The 107th session of the International Labor Conference commenced on Monday in Geneva, Switzerland. The gathering will keep running until June 8.
The meeting is orchestrated by the International Labor Organization (ILO), a United Nations office which manages work issues, especially worldwide work models, social insurance and joblessness.
In excess of 4 000 laborer, manager and government delegates from the association’s 187 part states will go to the meeting to handle an extensive variety of issues.
Work Minister Mildred Oliphant will lead the tripartite South African designation, which will incorporate the work office’s chief, Thobile Lamati, other office authorities and National Economic Development and Labor Council (Nedlac)- enlisted exchange association organizations.
Cosatu general secretary Bheki Ntshalintshali and the general secretary of the Federation of Unions of South Africa (Fedusa), Dennis George, will attend the conference as part of the workers’ delegation.
The ILO has appointed President Cyril Ramaphosa to co-chair its Global Commission on the Future of Work.
Ramaphosa joins Swedish Prime Minister Stefan Löfven, who has chaired the committee since its inception.
The commission was set up in 2017 to assess the rapid transformations taking place in labour and to identify the key challenges globally and what must be done to make the future of work better and fairer.
As co-chair, Ramaphosa will work with Löfven to oversee the preparation of an independent report on how to provide decent and sustainable work opportunities for all. The report will be published in early 2019.
In a statement the department of labour reiterated that South Africa, as a member of the International Labour Organisation, “continues to play a leading role in ensuring the development of common regional positions whilst also influencing the outcomes of deliberations within the organisation”.
The beginning of the conference coincides with the week the National Minimum Wage Bill is in set to be formally debated in Parliament.
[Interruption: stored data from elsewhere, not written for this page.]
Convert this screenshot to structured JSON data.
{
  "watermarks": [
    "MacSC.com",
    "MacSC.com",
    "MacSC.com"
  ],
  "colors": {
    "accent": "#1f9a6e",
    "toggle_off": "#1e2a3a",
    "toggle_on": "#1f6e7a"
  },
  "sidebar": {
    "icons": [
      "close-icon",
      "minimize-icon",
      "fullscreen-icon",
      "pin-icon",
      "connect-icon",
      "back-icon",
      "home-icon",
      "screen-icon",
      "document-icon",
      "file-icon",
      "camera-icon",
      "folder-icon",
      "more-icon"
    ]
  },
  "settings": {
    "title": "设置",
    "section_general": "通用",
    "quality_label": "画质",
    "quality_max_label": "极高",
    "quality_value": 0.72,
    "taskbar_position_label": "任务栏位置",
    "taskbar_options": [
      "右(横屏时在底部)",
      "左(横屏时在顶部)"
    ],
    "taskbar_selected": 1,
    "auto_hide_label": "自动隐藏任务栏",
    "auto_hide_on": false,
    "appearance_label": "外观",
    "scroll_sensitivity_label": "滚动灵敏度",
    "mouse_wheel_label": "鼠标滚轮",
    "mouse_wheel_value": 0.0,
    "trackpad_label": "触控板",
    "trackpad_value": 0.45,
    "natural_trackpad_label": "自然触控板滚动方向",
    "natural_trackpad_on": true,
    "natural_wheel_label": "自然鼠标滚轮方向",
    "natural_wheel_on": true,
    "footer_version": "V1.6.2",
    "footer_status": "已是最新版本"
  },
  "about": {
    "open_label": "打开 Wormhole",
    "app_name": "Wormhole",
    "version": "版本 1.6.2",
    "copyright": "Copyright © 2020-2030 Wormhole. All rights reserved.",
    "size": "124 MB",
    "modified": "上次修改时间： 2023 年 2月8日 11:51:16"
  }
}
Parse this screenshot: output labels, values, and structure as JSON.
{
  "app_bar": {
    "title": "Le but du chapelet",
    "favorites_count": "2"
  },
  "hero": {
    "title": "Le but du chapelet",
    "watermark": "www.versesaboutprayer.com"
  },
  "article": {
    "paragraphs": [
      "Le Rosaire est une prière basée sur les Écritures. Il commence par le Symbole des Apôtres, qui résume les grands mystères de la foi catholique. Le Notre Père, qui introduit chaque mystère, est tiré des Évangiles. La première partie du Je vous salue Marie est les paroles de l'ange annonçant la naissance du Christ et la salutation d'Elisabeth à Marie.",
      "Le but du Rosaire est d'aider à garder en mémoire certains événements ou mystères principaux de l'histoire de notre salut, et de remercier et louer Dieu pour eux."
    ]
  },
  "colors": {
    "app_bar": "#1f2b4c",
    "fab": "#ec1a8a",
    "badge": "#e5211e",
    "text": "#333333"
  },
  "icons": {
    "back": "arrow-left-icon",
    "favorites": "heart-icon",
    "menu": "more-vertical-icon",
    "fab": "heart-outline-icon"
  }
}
The debate and a vote in the National Assembly scheduled for Tuesday.
After a meeting with Cosatu last week, Ramaphosa announced to the media that he is confident the Bill will be implemented later this year.
The breakdown of the proposed national minimum wage is as follows: R20 an hour for most workers, R18 an hour for farm workers, R15 for domestic workers and R11 for Expanded Public Works Programme workers.
The minimum wage and other labour amendments were set to be implemented on Workers’ Day, May 1, but this was postponed after interested parties cautioned that if the legislation was rushed through Parliament, it risked being contested in the Constitutional Court.
On April 25, thousands marched against the minimum wage and the amendments in a nationwide strike led by the South African Federation of Trade Unions (Saftu). The federation condemned the minimum wage as an effort to entrench “the apartheid wage structure”.
On the other hand, Cosatu, Fedusa and the National Council of Trade Unions — which took part in negotiations for a national minimum wage — have all publicly backed the implementation the Bill.
Saftu, which reportedly has a membership of about 700 000 and is home to major private sector unions such as the National Union of Metalworkers of South Africa (Numsa) and the Food and Allied Workers’ Union, is not registered with Nedlac.
In a statement released by the federation at the beginning of April, Saftu decried its exclusion from Nedlac based on “invented admission requirements” which order that federations be in existence for at least two years before being able to register.
“The federation is convinced that the move to exclude Saftu is not administrative, as claimed by the established federations, but a political ploy to find one excuse after another to block the affiliation of a new federation which will expose and oppose the class-collaborationist policies and sweetheart agreements with employers and government in Nedlac over the last period,” the statement said.
Sarah Smit
Sarah Smit both subs and writes for the Mail & Guardian. She joined the M&G after completing her master’s degree in English Literature from the University of Cape Town. She is interested in the literature of the contemporary black diaspora and its intersection with queer aesthetics of solidarity. Her recent work considers the connections between South African literary history and literature from the rest of the Continent.